This past weekend, a bug in iOS 11’s Camera App was reported by Roman Mueller (@faker_). The bug in question deals with how URL’s are parsed, how a website presented to a user may not be the website that loading in the Safari we browser.
When Roman Mueller created a URL “https://xxx\@facebook.com:[email protected]/,” stuck it inside a QR code and scanned it with the Camera App, iOS 11 asked him if he wanted to open “facebook.com” in Safari. When he tapped the notification, Safari opened “infosec.rm-it.de” instead.
You can see this bug in action by scanning the following QR code with your Camera App:
The URL parser of the camera app has a problem here detecting the hostname in this URL in the same way as Safari does.
It probably detects “xxx\” as the username to be sent to “facebook.com:443”.
While Safari might take the complete string “xxx\@facebook.com” as a username and “443” as the password to be sent to infosec.rm-it.de.
This leads to a different hostname being displayed in the notification compared to what actually is opened in Safari.
A bug such as this could be exploited by presenting a seemingly harmless URL, but opening a webpage that exploits another bug. Imagine a QR code asking to open “intego.com,” but instead opens a webpage with a certain Telugu character on it. That would have been very problematic just a month ago. Of course, someone could also create a dummy website that looks just like the website you were expecting with the purpose of spreading malware, misinformation or attempt to collect a service’s login name and password. Get creative, and if you can think of it, someone else can too.
This bug was reported to Apple over 3 months ago and remains unpatched.
— Josh Long (the JoshMeister) (@theJoshMeister) April 14, 2018
Personally, until I heard about this bug, I didn’t even know the Camera App could scan QR codes. I never deal with QR codes, and when I do see them, I’m rarely interested in going through the effort of finding an app that can scan them. This feature may be news to you as well, but if you were aware of this feature and have been using it, this may be a good time to explore some alternatives.
There are quite a few QR scanning apps out there, and I tested a few, which include:
- QR Reader for iPhone (vulnerable)
- Barcode reader for iPhone (vulnerable)
- QR Code Reader (not vulnerable or unable to load)
- Free QR Code Reader & Barcode Scanner for iPhone (not vulnerable or unable to load)
- QR Code Reader- Scanner Pro (not vulnerable, shows URL before opening browser)
- QR Code Reader & Creator (not vulnerable, shows URL before opening browser)
- QR Code: Barcode Scanner (not vulnerable, shows URL before opening browser)
- QR Code Reader – Barcode Maker (not vulnerable, shows URL before opening browser)
- QR Code Reader – QR Scanner (not vulnerable, shows URL before opening browser)

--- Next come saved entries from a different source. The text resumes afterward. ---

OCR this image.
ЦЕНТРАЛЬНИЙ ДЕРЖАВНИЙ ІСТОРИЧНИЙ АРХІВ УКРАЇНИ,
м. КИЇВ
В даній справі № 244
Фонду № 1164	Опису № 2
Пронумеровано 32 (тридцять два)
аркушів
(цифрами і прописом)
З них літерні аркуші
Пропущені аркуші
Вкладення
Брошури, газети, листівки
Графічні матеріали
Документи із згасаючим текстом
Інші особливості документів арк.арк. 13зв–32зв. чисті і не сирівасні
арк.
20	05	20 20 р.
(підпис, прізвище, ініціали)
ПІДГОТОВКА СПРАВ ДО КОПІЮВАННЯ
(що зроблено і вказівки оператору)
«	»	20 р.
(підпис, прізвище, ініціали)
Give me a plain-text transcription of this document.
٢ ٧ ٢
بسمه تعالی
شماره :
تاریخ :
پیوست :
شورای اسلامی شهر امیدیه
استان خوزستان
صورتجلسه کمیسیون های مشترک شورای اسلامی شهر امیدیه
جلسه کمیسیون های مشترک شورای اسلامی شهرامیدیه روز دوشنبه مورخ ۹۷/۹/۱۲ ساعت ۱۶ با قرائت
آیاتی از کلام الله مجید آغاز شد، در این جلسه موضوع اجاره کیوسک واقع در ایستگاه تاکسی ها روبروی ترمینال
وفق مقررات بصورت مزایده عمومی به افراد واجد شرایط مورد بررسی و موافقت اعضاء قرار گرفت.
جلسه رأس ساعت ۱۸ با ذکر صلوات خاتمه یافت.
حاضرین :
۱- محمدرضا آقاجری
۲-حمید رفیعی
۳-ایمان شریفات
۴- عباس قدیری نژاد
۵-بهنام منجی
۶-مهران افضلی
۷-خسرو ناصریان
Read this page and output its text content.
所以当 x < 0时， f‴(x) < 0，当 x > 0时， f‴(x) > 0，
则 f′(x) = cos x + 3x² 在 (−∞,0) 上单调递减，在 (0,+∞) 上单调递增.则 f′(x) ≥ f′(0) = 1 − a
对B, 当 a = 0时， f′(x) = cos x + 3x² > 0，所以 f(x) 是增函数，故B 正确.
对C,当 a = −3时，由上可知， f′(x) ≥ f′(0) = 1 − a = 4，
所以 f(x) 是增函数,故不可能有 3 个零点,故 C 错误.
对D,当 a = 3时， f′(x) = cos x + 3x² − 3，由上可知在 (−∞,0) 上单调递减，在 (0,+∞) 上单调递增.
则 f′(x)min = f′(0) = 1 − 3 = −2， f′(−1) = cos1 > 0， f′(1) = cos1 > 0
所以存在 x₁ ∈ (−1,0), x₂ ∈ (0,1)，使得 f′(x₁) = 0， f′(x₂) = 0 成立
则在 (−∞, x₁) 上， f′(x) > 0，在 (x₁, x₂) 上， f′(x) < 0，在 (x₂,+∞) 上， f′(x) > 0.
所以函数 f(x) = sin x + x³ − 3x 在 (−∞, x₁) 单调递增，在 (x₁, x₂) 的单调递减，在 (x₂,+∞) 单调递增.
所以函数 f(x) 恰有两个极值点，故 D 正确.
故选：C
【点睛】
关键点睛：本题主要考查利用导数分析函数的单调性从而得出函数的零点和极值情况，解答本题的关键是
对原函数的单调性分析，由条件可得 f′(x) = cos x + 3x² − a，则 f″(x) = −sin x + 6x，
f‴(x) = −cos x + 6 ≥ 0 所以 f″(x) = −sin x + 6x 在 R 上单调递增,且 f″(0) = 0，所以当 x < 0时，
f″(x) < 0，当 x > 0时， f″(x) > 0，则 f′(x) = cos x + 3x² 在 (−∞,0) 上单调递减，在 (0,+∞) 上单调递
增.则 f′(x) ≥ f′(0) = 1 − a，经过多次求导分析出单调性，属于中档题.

Out of the nine I tested, two failed, and there are many others available out there that I haven’t tested. If you are looking for a QR Code scanner, use one of the links above to go directly to the App Store, where you can download the app. If you prefer to search for another app or already use one, just test it against the QR code image above. If it opens “infosec.rm-it.de,” then it’s vulnerable and we recommend that you try another app.
It is not known when Apple will address this bug, but now that it’s in the spotlight, it will likely be soon. Update: This issue was addressed in iOS 11.3.